Background
Patrick Worley filed a petition in the District Court of the First Circuit, Ewa Division, against John William Jacob Jr. (Case No. 1DSS-26-0000235). The nature of the underlying proceeding is not detailed in the appellate record addressed here, but Jacob, acting as a self-represented litigant, had taken an appeal from the district court’s ruling to the Hawaii Intermediate Court of Appeals.
The appeal was docketed at the appellate level, but no other parties entered an appearance in the appellate proceedings. On May 1, 2026, Jacob filed a motion seeking to voluntarily dismiss the appeal he himself had initiated.
The Court’s Holding
The Intermediate Court of Appeals granted Jacob’s motion and dismissed the appeal. The court found that all procedural requirements for a voluntary dismissal were satisfied: the appeal had been docketed, Jacob himself was the moving party seeking dismissal of his own appeal, no other parties had appeared, and no opposition was filed.
The court relied on Hawaii Rules of Appellate Procedure Rule 42(b) as the procedural basis authorizing the dismissal.
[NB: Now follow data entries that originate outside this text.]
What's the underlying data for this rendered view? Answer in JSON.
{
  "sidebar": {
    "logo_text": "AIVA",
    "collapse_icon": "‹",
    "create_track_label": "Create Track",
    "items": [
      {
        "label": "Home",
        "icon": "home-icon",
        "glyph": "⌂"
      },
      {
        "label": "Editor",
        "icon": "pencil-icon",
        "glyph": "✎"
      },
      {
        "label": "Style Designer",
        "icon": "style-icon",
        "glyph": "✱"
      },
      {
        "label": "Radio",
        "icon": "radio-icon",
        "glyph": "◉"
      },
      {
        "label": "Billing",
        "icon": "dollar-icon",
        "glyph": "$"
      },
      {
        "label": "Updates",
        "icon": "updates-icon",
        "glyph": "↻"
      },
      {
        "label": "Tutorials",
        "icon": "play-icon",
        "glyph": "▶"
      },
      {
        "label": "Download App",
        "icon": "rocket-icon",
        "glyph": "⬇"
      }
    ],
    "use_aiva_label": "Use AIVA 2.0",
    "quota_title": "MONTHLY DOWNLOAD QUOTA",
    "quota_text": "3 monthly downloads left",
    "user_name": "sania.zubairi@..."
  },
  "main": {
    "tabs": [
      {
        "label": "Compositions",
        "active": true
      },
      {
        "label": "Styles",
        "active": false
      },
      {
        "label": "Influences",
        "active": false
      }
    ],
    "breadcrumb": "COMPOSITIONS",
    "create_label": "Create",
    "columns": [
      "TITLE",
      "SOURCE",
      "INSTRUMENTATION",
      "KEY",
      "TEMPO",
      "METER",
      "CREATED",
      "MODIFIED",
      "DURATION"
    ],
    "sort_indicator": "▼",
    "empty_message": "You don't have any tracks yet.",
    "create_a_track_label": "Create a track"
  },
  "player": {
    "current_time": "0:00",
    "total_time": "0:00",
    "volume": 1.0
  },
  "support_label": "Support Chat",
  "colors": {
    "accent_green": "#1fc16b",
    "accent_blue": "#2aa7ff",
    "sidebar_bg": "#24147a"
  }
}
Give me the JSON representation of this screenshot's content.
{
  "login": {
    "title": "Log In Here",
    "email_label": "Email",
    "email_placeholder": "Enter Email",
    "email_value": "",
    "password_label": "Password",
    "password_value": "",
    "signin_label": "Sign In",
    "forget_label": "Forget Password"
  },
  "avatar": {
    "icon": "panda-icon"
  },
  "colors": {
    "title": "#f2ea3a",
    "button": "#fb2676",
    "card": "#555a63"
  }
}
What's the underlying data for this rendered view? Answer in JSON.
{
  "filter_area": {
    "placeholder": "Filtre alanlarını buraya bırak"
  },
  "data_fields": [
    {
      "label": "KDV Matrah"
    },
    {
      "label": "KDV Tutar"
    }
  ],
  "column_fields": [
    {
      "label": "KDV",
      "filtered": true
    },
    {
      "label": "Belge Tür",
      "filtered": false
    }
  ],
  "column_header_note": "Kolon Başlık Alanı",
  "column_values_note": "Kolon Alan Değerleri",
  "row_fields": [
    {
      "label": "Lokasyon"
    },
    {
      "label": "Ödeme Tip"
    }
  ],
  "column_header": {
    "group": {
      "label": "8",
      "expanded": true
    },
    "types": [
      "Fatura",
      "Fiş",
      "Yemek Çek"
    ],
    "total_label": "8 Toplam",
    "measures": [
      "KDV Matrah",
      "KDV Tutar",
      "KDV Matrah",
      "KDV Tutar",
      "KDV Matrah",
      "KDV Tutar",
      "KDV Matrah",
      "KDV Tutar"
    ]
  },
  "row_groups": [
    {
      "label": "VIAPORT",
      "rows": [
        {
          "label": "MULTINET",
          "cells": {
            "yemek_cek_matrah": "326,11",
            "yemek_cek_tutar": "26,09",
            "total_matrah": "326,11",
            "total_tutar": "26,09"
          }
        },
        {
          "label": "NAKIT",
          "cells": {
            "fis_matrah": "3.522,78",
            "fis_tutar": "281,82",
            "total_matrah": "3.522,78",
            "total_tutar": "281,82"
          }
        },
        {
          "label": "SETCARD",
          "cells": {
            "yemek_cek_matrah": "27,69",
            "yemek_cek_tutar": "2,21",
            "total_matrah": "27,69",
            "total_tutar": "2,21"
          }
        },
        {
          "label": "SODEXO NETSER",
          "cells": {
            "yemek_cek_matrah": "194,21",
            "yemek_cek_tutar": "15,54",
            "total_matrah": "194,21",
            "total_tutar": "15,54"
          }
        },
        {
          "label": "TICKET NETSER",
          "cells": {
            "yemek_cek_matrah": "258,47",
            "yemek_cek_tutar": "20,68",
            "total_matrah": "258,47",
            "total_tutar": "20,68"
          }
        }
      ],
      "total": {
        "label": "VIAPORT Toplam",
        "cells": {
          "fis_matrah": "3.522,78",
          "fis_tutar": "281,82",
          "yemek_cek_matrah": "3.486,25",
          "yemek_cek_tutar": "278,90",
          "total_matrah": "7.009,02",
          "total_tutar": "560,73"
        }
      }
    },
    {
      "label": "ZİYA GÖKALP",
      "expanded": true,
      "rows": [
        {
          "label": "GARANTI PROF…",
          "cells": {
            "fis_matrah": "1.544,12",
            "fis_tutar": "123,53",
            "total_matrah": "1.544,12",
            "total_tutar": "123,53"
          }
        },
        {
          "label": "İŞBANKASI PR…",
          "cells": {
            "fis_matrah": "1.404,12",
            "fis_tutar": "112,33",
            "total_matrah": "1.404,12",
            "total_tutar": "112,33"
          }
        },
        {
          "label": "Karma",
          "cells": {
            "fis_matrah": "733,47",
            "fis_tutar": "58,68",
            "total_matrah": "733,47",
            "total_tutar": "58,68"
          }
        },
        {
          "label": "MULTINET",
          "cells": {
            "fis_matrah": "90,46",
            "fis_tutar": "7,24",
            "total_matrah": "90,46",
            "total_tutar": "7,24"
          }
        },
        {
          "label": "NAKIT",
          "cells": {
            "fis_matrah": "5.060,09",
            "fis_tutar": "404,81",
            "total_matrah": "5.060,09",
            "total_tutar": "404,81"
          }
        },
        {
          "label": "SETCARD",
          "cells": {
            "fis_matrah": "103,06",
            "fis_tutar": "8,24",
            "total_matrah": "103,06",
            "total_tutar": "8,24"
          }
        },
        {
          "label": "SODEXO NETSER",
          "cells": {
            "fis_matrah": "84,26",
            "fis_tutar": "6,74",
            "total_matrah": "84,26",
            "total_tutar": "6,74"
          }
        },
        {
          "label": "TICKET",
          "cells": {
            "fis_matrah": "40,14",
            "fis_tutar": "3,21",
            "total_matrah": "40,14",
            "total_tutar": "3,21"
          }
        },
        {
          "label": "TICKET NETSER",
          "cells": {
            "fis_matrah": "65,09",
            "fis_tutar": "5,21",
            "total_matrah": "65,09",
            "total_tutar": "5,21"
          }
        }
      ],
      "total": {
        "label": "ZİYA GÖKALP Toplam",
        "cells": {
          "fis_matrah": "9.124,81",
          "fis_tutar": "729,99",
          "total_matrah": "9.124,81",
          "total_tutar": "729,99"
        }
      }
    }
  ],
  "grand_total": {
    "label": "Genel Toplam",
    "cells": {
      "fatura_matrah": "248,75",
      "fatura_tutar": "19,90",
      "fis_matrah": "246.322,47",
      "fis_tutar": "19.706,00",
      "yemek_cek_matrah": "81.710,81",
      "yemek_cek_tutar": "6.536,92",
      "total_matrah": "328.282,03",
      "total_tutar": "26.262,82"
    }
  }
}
The court further ordered that each party bear its own attorneys’ fees and costs on appeal, and that all other pending motions be dismissed.
Key Takeaways
- A self-represented appellant may voluntarily dismiss his own appeal under HRAP Rule 42(b), and the court will grant such a motion when no opposing parties have appeared and no opposition is filed.
- Voluntary dismissal results in each party bearing its own attorneys’ fees and costs on appeal absent an agreement or order to the contrary.
- All pending motions are mooted and dismissed upon voluntary dismissal of the appeal.
Why It Matters
While procedurally straightforward, this order illustrates the operation of HRAP Rule 42(b) in practice: an appellant who changes course after docketing an appeal can exit the appellate process cleanly through a voluntary dismissal motion, without requiring consent from parties who have not appeared. The absence of opposition streamlines the process considerably.
The decision carries no precedential weight as it is designated not for publication in West’s Hawai’i Reports and Pacific Reporter, but it serves as a routine example of appellate case management in Hawaii state courts.